Simulation of Elastomeric Parts

The typical test setups used are described under the topic Characterization of Elastomeric Parts. Depending on the type of bearing (pure elastomer bearing or hydro bearing), the measured data is parameterized in different types of models. The goal is an exact as possible depiction of the real transfer behavior of the bearing component over the entire frequency and amplitude range. The image above shows a possible modelling approach for a hydro bearing. The parameterized and verified models of the elastomer components can then be integrated into the simulation of the entire system, for example, of an entire vehicle, as it is depicted in the image below.

By utilizing appropriate material models and determining the necessary characteristic material values, elastomeric parts can also be simulated via the finite element method. Through this approach, as a matter of principle, the transfer behavior as well as the expected vibration resistance of a part can be calculated. It cannot be denied that the quality of the results obtained does not yet reach the standards of typical FEM calculations of metal components. The reason for this is the significantly more complex material behavior based on the temperature dependency of the material properties of the base material, the dampening material properties and the resulting temperature increase, as well as the complex failure mechanics. A concept for the temperature dependent service life time prediction compiled in a research project is depicted in the figure.

Models with physical parameters are applied for the model based design and optimization of complex vibration control technology systems in the vibro-acoustic frequency range. For this, the description based on fractional derivative has proven itself as a reliable method. This approach shows high calculation efficiency, especially for the system simulation of active and passive measures needed to minimize vibrations in the time range. Another substantial advantage of this modelling approach lies within the parameterization via the characteristic values "stiffness" and "loss angle". These values can be taken directly from the experimental characterization. With this, the LBF offers a holistic range of services ranging from the experimental characterization to the numeric description. It is our pleasure to support our customers with the modeling and simulation of dynamic systems.
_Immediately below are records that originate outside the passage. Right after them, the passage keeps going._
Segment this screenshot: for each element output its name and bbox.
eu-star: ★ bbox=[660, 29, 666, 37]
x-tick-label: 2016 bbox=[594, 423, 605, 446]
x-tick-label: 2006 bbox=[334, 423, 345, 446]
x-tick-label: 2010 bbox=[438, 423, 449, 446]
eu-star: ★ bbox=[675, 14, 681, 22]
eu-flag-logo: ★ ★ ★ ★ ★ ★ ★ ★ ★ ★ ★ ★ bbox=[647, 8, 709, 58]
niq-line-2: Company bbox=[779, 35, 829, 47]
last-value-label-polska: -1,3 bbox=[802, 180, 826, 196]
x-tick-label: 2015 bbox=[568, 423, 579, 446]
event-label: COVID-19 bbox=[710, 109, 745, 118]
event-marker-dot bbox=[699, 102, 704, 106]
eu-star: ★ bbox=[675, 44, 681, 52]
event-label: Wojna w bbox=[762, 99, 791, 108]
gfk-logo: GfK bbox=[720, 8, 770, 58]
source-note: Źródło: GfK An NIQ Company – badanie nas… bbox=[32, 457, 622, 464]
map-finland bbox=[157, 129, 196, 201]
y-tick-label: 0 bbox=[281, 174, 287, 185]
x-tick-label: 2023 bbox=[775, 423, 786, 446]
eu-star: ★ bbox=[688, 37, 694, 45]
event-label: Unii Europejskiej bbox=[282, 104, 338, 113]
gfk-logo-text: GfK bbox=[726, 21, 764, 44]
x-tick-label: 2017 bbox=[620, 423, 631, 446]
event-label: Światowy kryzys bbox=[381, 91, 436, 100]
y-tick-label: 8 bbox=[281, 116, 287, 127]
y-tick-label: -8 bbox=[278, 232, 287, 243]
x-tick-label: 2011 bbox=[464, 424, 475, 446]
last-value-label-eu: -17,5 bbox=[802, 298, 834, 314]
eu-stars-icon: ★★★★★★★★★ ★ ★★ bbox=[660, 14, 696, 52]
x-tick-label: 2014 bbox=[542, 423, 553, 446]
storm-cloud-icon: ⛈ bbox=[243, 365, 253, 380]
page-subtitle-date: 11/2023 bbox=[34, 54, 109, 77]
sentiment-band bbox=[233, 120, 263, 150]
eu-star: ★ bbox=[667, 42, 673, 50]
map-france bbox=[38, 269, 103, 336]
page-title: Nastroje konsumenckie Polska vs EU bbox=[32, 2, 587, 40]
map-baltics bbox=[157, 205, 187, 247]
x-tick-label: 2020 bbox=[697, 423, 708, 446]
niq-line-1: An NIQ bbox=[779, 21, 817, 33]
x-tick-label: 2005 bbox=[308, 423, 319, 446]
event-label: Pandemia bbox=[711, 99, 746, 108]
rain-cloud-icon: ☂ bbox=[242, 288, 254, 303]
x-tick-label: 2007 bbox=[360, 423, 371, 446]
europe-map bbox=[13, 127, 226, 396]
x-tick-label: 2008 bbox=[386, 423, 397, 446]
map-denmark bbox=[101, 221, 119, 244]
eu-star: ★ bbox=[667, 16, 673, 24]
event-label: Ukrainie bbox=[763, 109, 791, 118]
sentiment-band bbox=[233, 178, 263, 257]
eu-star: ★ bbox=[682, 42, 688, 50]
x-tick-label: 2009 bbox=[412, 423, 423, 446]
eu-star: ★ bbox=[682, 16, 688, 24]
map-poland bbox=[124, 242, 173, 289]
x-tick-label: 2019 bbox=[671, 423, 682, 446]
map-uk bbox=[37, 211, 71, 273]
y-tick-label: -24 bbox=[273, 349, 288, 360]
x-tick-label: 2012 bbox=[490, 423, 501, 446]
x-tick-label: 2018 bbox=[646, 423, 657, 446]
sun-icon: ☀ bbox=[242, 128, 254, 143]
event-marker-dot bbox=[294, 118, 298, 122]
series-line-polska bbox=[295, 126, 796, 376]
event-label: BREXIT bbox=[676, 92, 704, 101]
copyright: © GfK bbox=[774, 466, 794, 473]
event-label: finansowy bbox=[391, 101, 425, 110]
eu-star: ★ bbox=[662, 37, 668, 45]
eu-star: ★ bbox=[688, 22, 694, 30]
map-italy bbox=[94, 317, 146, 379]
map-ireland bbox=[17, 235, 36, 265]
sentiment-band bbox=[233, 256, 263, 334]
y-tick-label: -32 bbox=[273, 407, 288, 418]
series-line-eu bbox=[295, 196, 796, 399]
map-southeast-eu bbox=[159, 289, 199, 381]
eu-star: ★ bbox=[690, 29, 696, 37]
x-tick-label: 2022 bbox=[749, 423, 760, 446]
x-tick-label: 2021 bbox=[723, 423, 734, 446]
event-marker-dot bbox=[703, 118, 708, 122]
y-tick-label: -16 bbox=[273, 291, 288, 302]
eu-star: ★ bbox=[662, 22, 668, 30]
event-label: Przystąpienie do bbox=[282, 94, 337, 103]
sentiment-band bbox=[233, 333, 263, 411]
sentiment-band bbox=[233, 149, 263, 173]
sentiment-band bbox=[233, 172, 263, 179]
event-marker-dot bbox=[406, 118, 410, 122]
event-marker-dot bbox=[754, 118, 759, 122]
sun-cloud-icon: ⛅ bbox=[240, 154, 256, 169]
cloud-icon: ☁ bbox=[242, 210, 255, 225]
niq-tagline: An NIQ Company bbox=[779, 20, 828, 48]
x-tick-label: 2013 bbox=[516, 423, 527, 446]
The complex interactions of mechanical and electrical effects in dielectrical elastomers generally require numeric simulation models for detailed examinations because analytical approaches can only be solved with simplified assumptions. At Fraunhofer Institute for Structural Durability and Systems Reliability LBF, we work with multi physical models, finite-element-models (FEM) in particular, to calculate the electromechanical behavior of dielectrical elastomers with complex geometries. Models with microscopically refined level of detail of the layer, as well as macroscopic models with homogenized characteristic material values are used here. These models can assist in the purposeful optimization of, for example, electrode structure, and the optimization of dielectric elastomeric converters regarding their layer thickness, material properties, geometry, and mechanical boundary conditions.